B.S., University of Wisconsin; M.S., Ph.D., 2001, Rensselaer Polytechnic Institute. Appointed 2005.
Physics involves the determination of the basic laws which allow one to predict natural behavior; indeed, physics originates from the Greek word for nature. These basic laws form the foundation for all the natural sciences. The department offers a program for physics majors, physics majors who seek an emphasis in astronomy, physics minors, pre-engineering students, students who require a physics cognate, and non-science students. The faculty have backgrounds in atomic, solid state, low-temperature, and quantum physics, electronics, and in astronomy and planetary science. Students have the opportunity to participate in faculty research projects in mesoscopic patterned magnetic thin films, quantum computing, low-temperature physics, photonics, origins of the solar system, extraterrestrial sample analysis, and low-energy ion-atom scattering. Facilities include a cryogenic photon counting lab, a thin film deposition chamber, a 5 kV ion-atom accelerator, a low-level nuclear gamma ray counting system, a 14-inch Celestron telescope with a CCD camera, and a historically significant Alvan Clark telescope.

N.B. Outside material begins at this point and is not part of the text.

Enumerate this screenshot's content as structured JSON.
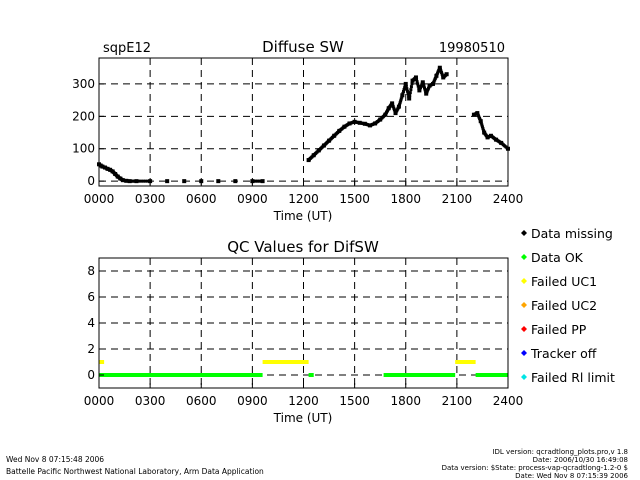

The department sponsors the dual-degree program in engineering.
Physics Department Website
Majors in physics are prepared to do graduate work in physics and related areas, which can lead to careers in teaching and research or research in industrial or government laboratories. Physics majors are also well equipped to pursue additional studies in engineering and typically are strong candidates for medical school, dental school, and law school. Employment opportunities are also available in industry, government and secondary school teaching.

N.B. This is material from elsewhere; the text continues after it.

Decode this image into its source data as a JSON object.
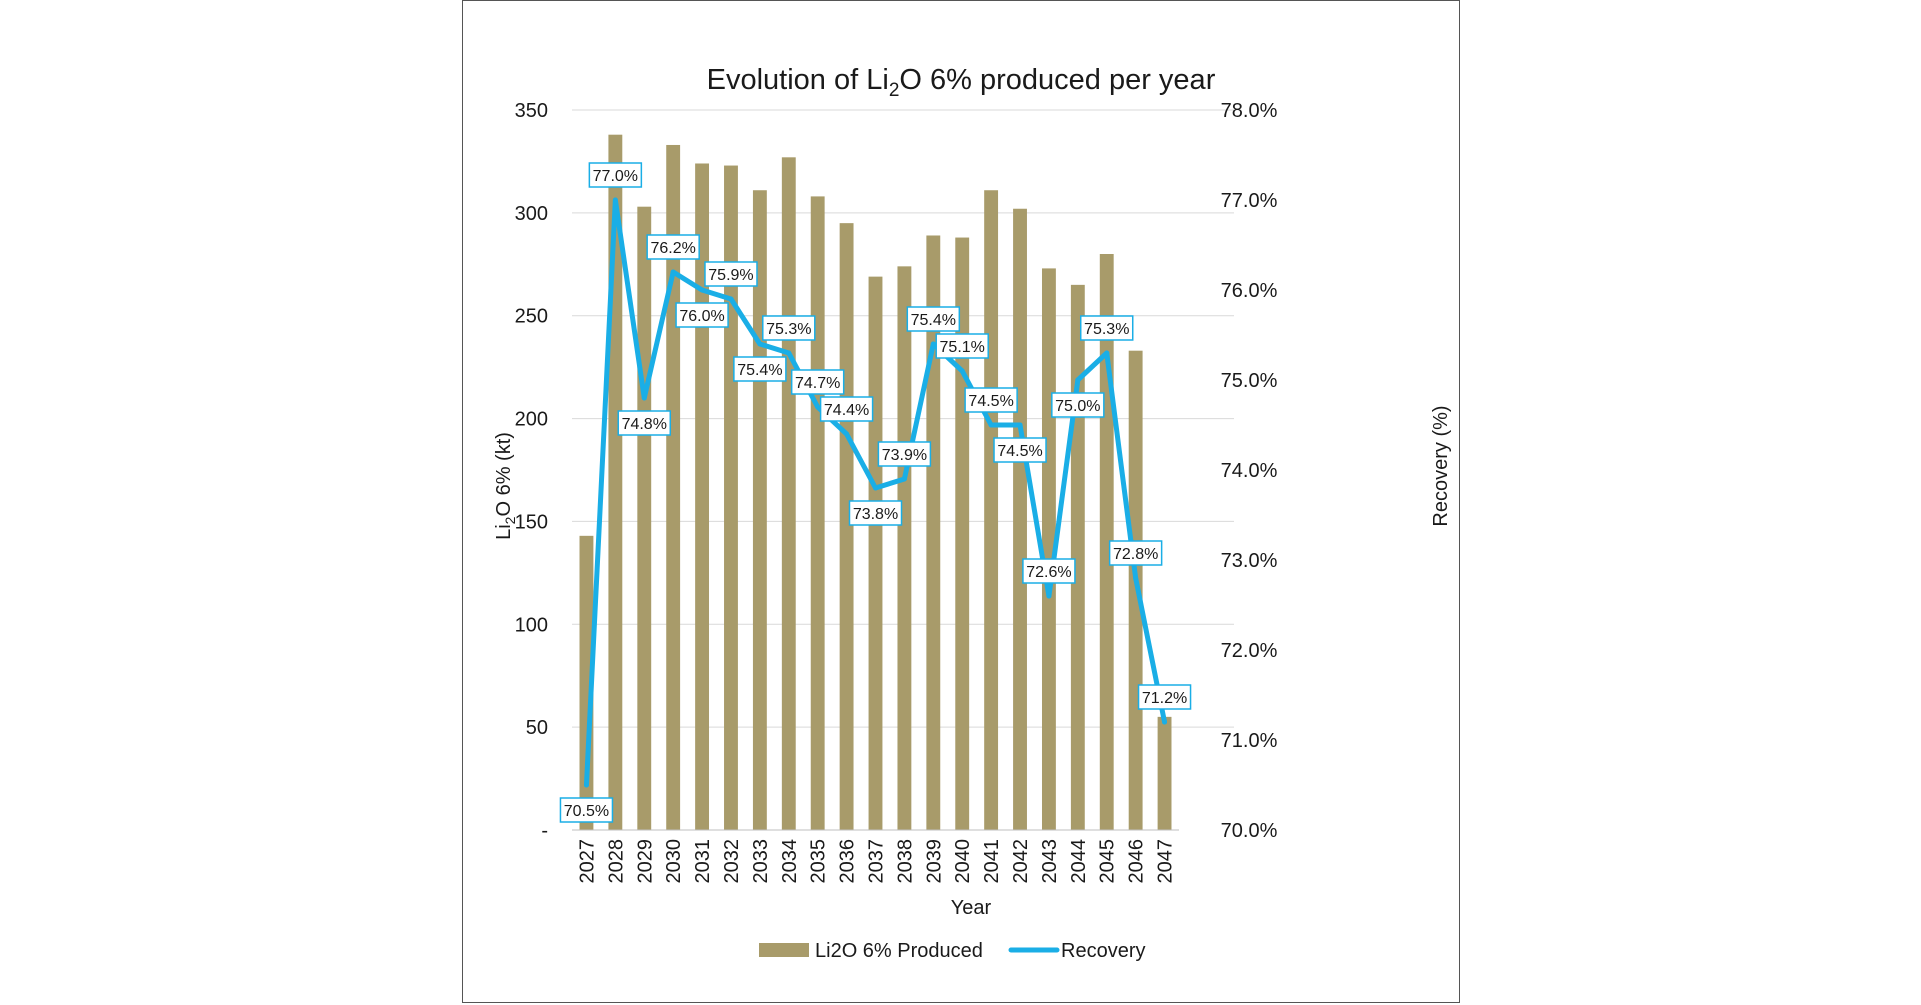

Opportunities are available for off-campus study during the school year, particularly participation in the Great Lakes Colleges Association’s Oak Ridge Science Semester conducted at Oak Ridge National Laboratory in Tennessee. The curriculum in physics can be adjusted to accommodate participation in other off-campus study programs as well. An active Society of Physics Students chapter sponsors seminars, field trips, tutoring and social events from a clubroom, and the Astronomy Club members have regular access to the campus telescopes. A prize established by Nobel Laureate E.T.S. Walton is given annually to the outstanding senior physics major, and the Physics Faculty and Alumni Scholarship has been given to an entering student.
Student Learning Outcomes
Departmental Policy on Advanced Placement Credit
Students desiring course credit for AP Physics should contact the department or the Registrar’s Office for information.
Majors and Minors
The physics major and the physics major with astronomy emphasis are designed for students who plan to pursue graduate studies in physics, astrophysics, astronomy, or a related area; students who enter the workforce; or students who wish to have physics as a second major.